Variegated water clover

Zones: Five to 11.

Exposure: Partial shade.

Height: Grows along the surface of the water.

Planting depth: Should be submerged approximately 102 to 152 mm (4 to 6 in.) over the crown, allowing the leaves to float on the pond or bowl surface. This lovely four-leaf clover has mottled-green centred leaves with large, rounded lobes. This plant provides an excellent cover for fish, should this be what the owner wants.

Upright water clover (Marsilea quadrifolia)

Zones: Six to 10.

Exposure: Full sun to part shade.

Height: 152 to 305 mm (6 to 12 in.).

Planting depth: Moist soil and will tolerate a water depth of 51 to 102 mm (2 to 4 in.). This exquisite clover grows atop long reddish-brown stems that stand upright out of the water or damp soil. Native to Europe and northern Asia, Upright clover is also a creeping plant, providing excellent cover and garden density with its lush-green foliage.

Curly-leaf mint

Zones: Six to nine.

Exposure: Part shade.

Height: Up to 305 mm (12 in.).

Planting depth: Moist soil and submerged conditions up to 152 mm (6 in.). This mint, much like regular mint, is an extremely fragrant, ornamental marginal. These plants attract wonderful butterflies in the summer and the aromatic leaves can be used for seasoning. This is a pleasant marginal to have growing poolside or in a bowl on a patio.

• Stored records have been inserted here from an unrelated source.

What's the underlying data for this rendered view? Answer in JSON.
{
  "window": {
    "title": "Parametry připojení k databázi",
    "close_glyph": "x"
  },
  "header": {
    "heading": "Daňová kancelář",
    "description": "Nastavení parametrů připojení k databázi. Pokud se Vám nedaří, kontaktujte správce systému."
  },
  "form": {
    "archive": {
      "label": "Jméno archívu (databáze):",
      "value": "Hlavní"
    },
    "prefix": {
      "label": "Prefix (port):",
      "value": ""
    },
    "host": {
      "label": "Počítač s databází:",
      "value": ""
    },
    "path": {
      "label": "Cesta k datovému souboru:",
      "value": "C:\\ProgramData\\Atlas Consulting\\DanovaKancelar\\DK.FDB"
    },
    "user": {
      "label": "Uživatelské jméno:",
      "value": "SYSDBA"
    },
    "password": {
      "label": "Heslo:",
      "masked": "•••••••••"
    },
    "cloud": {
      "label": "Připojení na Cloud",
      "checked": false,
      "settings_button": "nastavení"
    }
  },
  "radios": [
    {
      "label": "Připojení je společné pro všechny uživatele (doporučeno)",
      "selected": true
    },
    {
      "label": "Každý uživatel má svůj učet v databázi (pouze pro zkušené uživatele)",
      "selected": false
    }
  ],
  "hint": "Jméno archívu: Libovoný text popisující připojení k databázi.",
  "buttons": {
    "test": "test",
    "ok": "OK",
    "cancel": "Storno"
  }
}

Bog bean (Menyanthes trifoliate)

Zones: Three to eight.

Exposure: Full sun to part shade.

Height: Up to 305 mm (12 in.).

Planting depth: Moist soil and submerged conditions up to 203 mm (8 in.). This herbaceous perennial has three-palmate dark green leaves growing from the creeping stem, with short, erect racemes comprising 10 to 20 white fringe-edged flowers. These flowers are pink in bud, pinkish white when opening, and white in full bloom. One of the first marginal plants to flower, Bogbeans have been popular in North American water gardens for years.

Floating plants

These plants fulfil an important task in a NSP as they shade the water to keep it cooler, which is especially important in sunnier locations. They offer light and nutrient competition for algae and give living space to many water-cleaning organisms. Floating plants thrive well in mesotrophic waters, but also in oligotrophic environments if they are provided with enough nutrients, or nutrient-rich moist soil in their root area. In the case of water lilies, all species prefer mesotrophic/eutrophic water and substrata; they make no special demands on the water quality if it does not show extreme pH values. They grow in calcium-rich, poor aquatic environments as well. All water lilies need sunlight—six hours per day—to unfold their floral splendour. Only the pond roses can get by with little sun and thrive in the shade.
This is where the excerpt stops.